Because America is an immigrant society, dynamic, changing, the classroom is always adding to its common text. Martin Luther King Jr. and Susan B. Anthony are inducted into textbooks much as they are canonized by the U.S. Postal Service, not as figures of diversity but as persons who implicate our entire society.

To acknowledge that our national culture changes is not to repudiate the notion of a common culture. I believe that there is a thread, a column, a genius--use what metaphor you will--connecting Greek, Judeo-Christian, Western European thought with wars and kings and dates, an intention, or precise accident, that has shaped America. Such an intention, such an accident, must be what the classroom is prepared to convey.

Americans are no longer aware of much in common. It has been the political right that has most often approved the passing on of “values” in education. But the feminist and the ethnic left have as often sought to cleanse, even to redeem history, by reworking the canon. They seek “role models” from history and exemplary lessons. History becomes a lesson unwilling to distinguish between the importance of the writer Aphra Behn and the printer Benjamin Franklin.

I submit that America is not a tale for sentimentalists. I read writings of 18th-century white men who powdered their wigs and who kept slaves, because these were men who shaped the country that shapes my life. I claim them. I am brown and of Mexican ancestors, one generation into this country. I claim Thomas Jefferson as a cultural forefather.
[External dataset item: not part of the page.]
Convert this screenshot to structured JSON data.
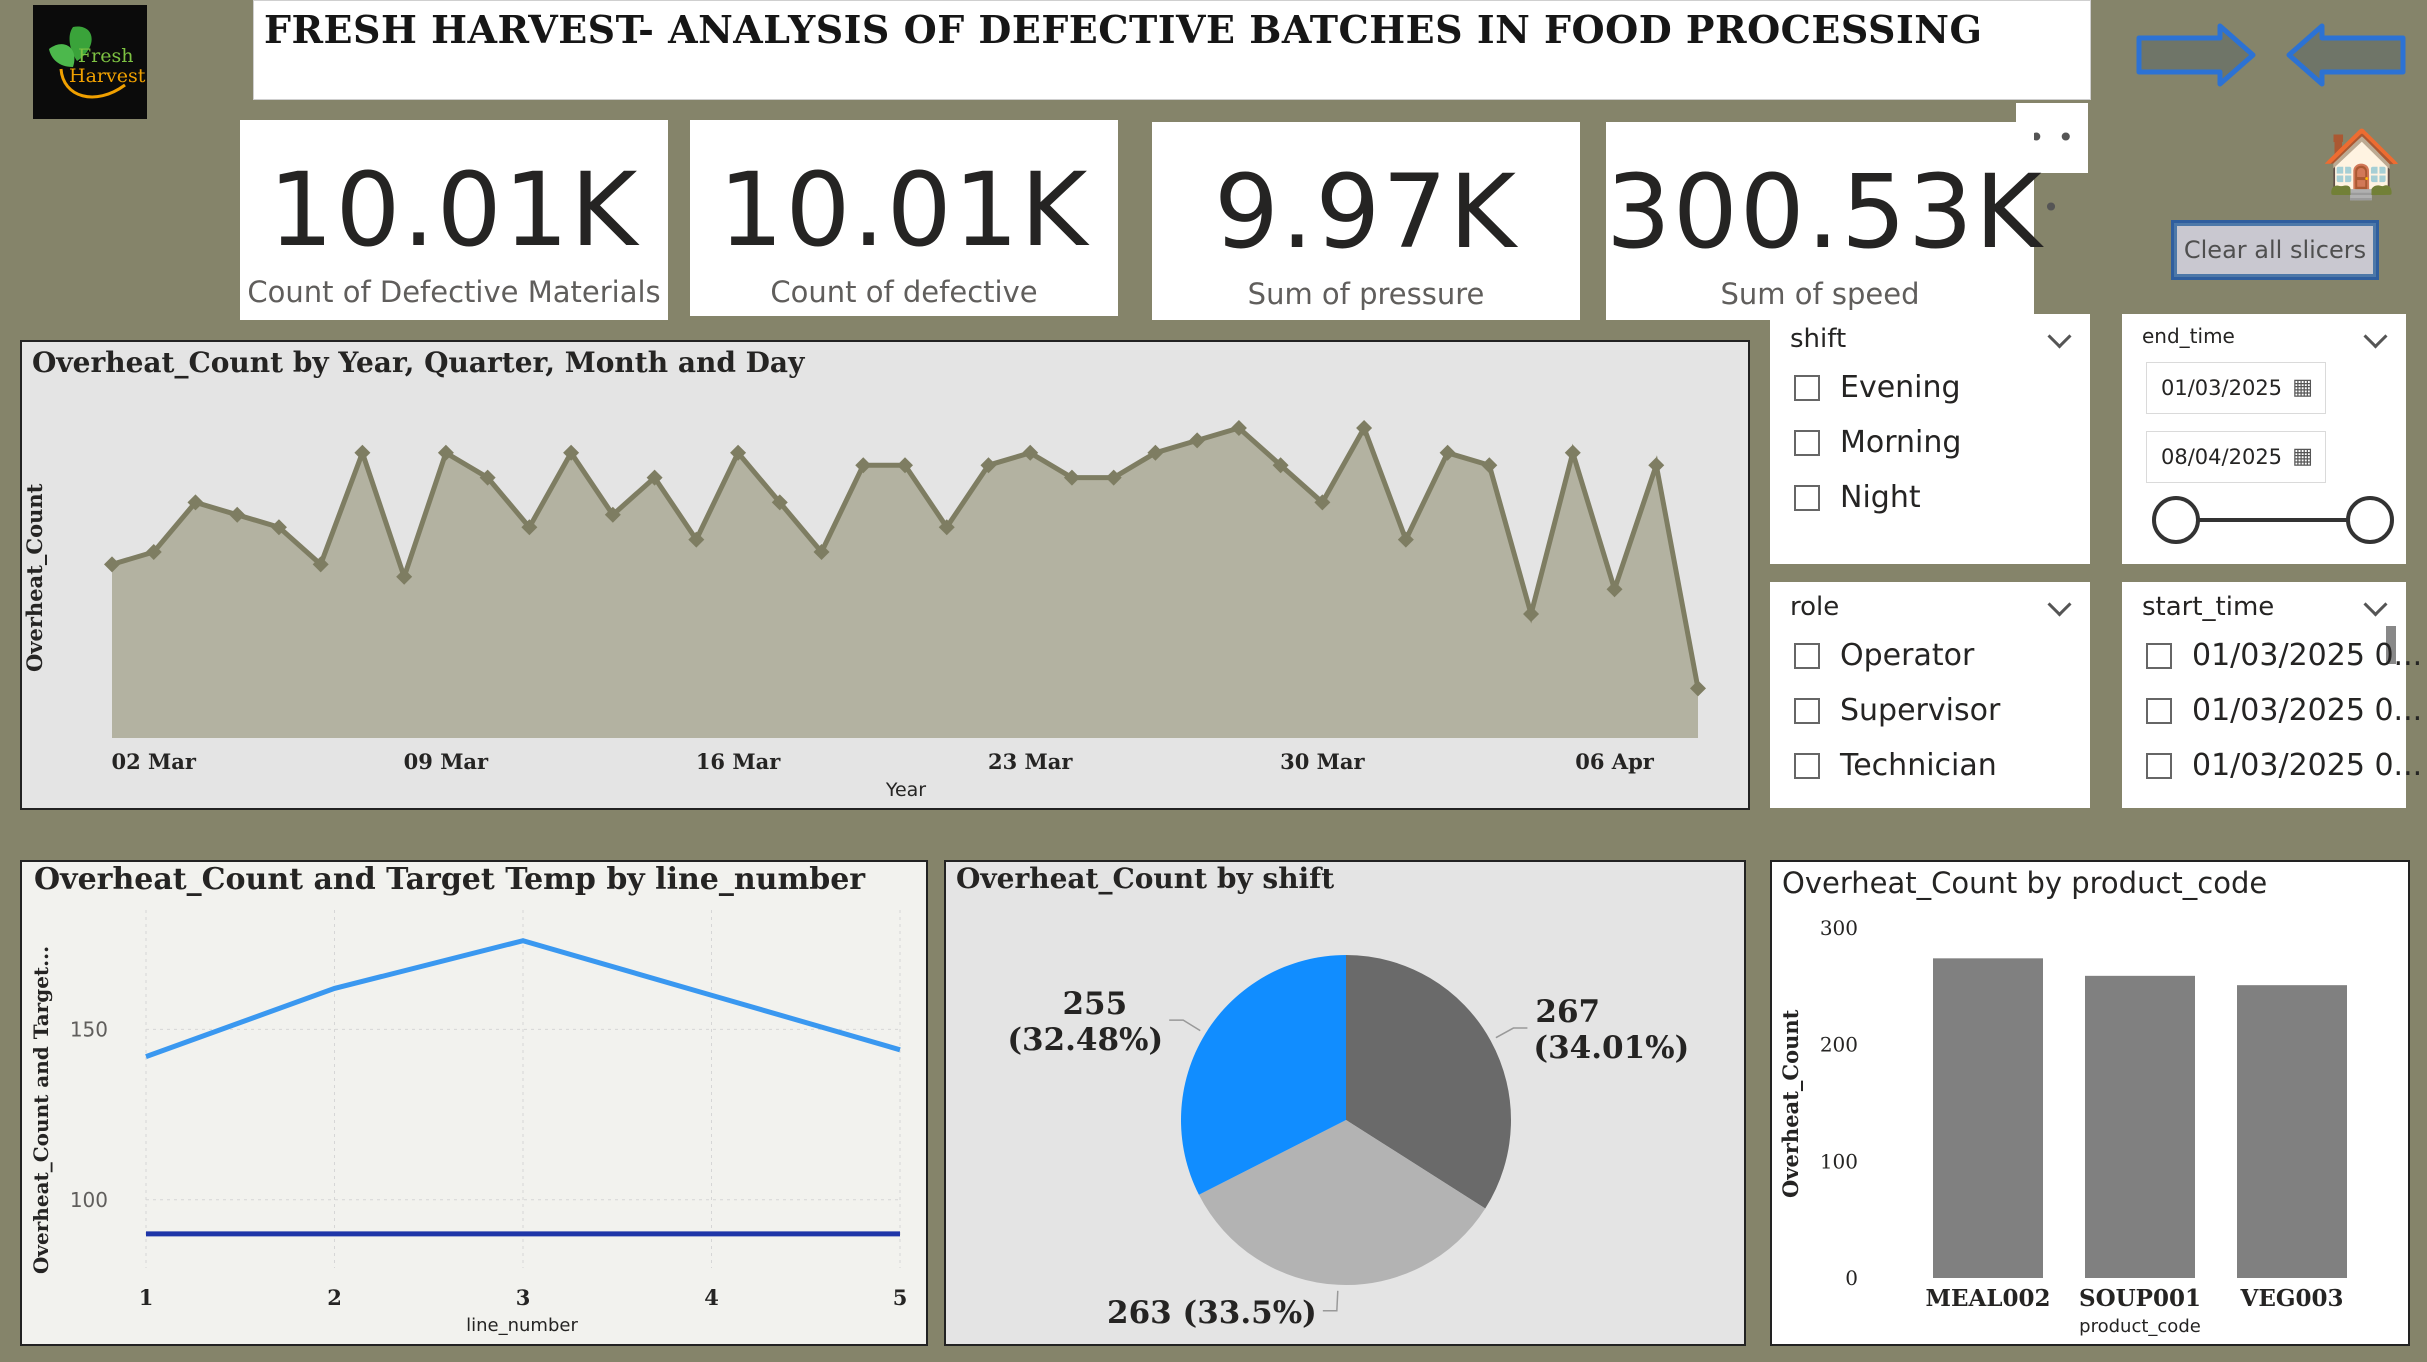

In 1987, Mr. Kerr’s commission reminds: “By around the year 2000, one out of every three Americans will be nonwhite and they will cover a broader socioeconomic range than ever before.” The commission is not what you’d call a radical band. Nevertheless, it has purchased, with foundation money, a remnant of the radical 60’s--precisely the notion of diversity. In my opinion, the commission betrays American education. We don’t need diversity in the American classroom; we need uniformity.

There are influential educators today, and I have met them, who say that the purpose of American education is to instill in children a pride in their separate ancestral pasts and their home languages. There are university students, and I have met them,6who scorn the notion of a shared “Western Civilization” course.

The commission allows that it wants both, uniformity and diversity. Yes, there must be instruction in American history, geography, manners. There should also be a juxtaposition of the national with the international. The question, of course, is how?

It seems to me there is at least a question of sequence. In order to judge, to evaluate, to reject, or to admire, the student first needs a point of view. Not until a student comprehends his own culture and history will he be in a position to confront the foreign with any sophistication.

We read in the newspapers now that American students are unable to pin Japanon a map. I infer that the greatest problem is that American students are unable to make any kind of assessment of Japanese collectivism or Soviet socialism or American individualism. I suspect the triumph of the adolescent shrug.

From the mid-60’s, one senses a deflation of American self-esteem. Americans are no longer confident that we are good; we think we are no better than many another place and time. Which perhaps advances us toward a healthier sense of universal failing or of original sin. The pity is that we relinquish a reasonable pride in what America has accomplished.

In the 19th century, as America became an immigrant country, necessity gatheredgenerations of European immigrants in big-city classrooms. Assimilation was an honorable achievement, comparable, in my mind, with opening the plains, building bridges. Should we expect less of our own age because the faces in our classrooms are no longer of Europe? Are we prepared to teach our students that there are values and institutions and customs here that are different, even better, than those in other countries? Are we prepared to help the student arrive at a sense of values?

Perhaps we are not. Very likely we are not. Perhaps we have lost too much faith in our purpose. And our children know it. Our children will become cultural nomads in the 21st century. America’s greatest cultural export already is a youthful cynicism, which is the controlling entertainment of the world.